Can we take the complement of a function using maxterms in K-maps?

Yes — we can find the complement of a function using maxterms in a K‑map. The approach is the same as the standard maxterm method, but instead of grouping 0s to get the original function, we group the 1s instead. The largest possible groups of 1s, formed in powers of two, give the complement in product‑of‑sums form, with each term representing the constant values across the group.

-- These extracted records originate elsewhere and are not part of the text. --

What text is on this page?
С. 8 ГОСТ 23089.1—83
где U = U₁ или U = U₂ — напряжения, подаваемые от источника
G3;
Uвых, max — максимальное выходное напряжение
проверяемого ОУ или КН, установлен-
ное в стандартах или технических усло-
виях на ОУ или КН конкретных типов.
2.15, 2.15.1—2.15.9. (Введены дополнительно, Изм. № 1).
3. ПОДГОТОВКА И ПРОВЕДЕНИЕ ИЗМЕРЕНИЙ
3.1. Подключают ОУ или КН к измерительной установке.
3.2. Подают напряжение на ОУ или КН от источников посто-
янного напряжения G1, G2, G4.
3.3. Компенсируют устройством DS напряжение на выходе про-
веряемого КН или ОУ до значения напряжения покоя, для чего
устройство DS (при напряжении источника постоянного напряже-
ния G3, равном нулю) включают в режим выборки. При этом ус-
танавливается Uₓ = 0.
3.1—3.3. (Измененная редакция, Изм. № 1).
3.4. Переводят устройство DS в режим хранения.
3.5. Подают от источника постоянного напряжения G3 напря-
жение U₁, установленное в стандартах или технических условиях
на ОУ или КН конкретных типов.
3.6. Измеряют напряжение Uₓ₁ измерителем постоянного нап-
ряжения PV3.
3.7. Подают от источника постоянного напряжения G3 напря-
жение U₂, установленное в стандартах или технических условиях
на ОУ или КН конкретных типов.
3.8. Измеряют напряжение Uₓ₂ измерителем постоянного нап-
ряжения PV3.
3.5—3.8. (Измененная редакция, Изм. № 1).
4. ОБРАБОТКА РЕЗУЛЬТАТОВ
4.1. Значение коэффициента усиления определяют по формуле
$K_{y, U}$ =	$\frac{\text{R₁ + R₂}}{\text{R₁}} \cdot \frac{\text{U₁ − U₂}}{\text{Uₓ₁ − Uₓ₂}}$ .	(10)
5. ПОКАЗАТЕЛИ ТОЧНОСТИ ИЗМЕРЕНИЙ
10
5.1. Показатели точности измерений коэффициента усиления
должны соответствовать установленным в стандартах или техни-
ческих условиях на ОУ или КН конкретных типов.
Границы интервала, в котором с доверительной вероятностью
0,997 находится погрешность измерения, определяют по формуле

Example 9: Express the complement of the 5-input function in the simplest form using Maxterms \(\mathsf{Z=\sum\left(6,\right.}\)\(\mathsf{\left.7,\right.}\)\(\mathsf{\left.8,\right.}\)\(\mathsf{\left.9,\right.}\)\(\mathsf{\left.12,\right.}\)\(\mathsf{\left.13,\right.}\)\(\mathsf{\left.22,\right.}\)\(\mathsf{\left.23,\right.}\)\(\mathsf{\left.24,\right.}\)\(\mathsf{\left.25,\right.}\)\(\mathsf{\left.28,\right.}\)\(\mathsf{\left.29\right)}\)

An octet can be formed by grouping the 1s at positions \(\mathsf{M8,M9,M_{12},M_{13}}\) on the front map and \(\mathsf{M_{24},M_{25},M_{28},M_{29}}\) on the back. This grouping simplifies to the term \(\mathsf{B’+D}\).

Additionally, a quad can be created by combining \(\mathsf{M_6}\) and \(\mathsf{M_7}\) from the front with \(\mathsf{M_{22}}\) and \(\mathsf{M_{23}}\) from the back. This yields the term \(\mathsf{B+C’+D’}\).

Together, these groupings define the complement of the function as: \(\mathsf{Z’=\left(B’+D\right)\left(B+C’+D’\right)}\).

this image shows the largest groupings for the given example
Is the solution to Example 9, same as that of Example 7, since we are solving the same function?

\[
\begin{align}
\mathsf{Z’\;}&\mathsf{=B’D’+BD+}\textsf{ either }\mathsf{C’D}\textsf{ or }\mathsf{B’C’}&\mathsf{\rightarrow{}}\textsf{ solution Example 7}\\
\mathsf{Z’\;}&\mathsf{=\left(B’+D\right)\left(B+C’+D’\right)}&\mathsf{\rightarrow{}}\textsf{ solution Example 9}\\
\end{align}
\]

Both solutions are equivalent; they differ only in form. We’ll prove the equivalence using Boolean algebra by converting the solution to the Example 9 to the form of Example 7.

\[\require{cancel}
\begin{align}
\mathsf{Z’\;}&\mathsf{=\left(B’+D\right)\left(B+C’+D’\right)}\\
\mathsf{Z’\;}&\mathsf{=\cancelto{0}{BB’}+B’C’+B’D’+BD+C’D+\cancelto{0}{DD’}}\\
\mathsf{Z’\;}&\mathsf{=B’C’+B’D’+BD+C’D}\\
\mathsf{Z’\;}&\mathsf{=B’D’+BD+C’D+B’C’}\\
\mathsf{Z’\;}&\mathsf{=}\textsf{ solution example 7}
\end{align}
\]

When we convert the POS solution from Example 9 to the SOP form used in Example 7, we obtain four terms—the same count as solving directly via minterms. In that set, \(\mathsf{BD}\)BD and \(\mathsf{B’D’}\) are required, and you can choose either \(\mathsf{C’D}\) or \(\mathsf{B’C’}\) to minimize cost. By contrast, converting fully to SOP lists all four terms without that choice, increasing the cost, whereas keeping the original POS form is cheaper. In any case, the functions are logically equivalent; using minterms vs. maxterms changes the final form and its implementation cost.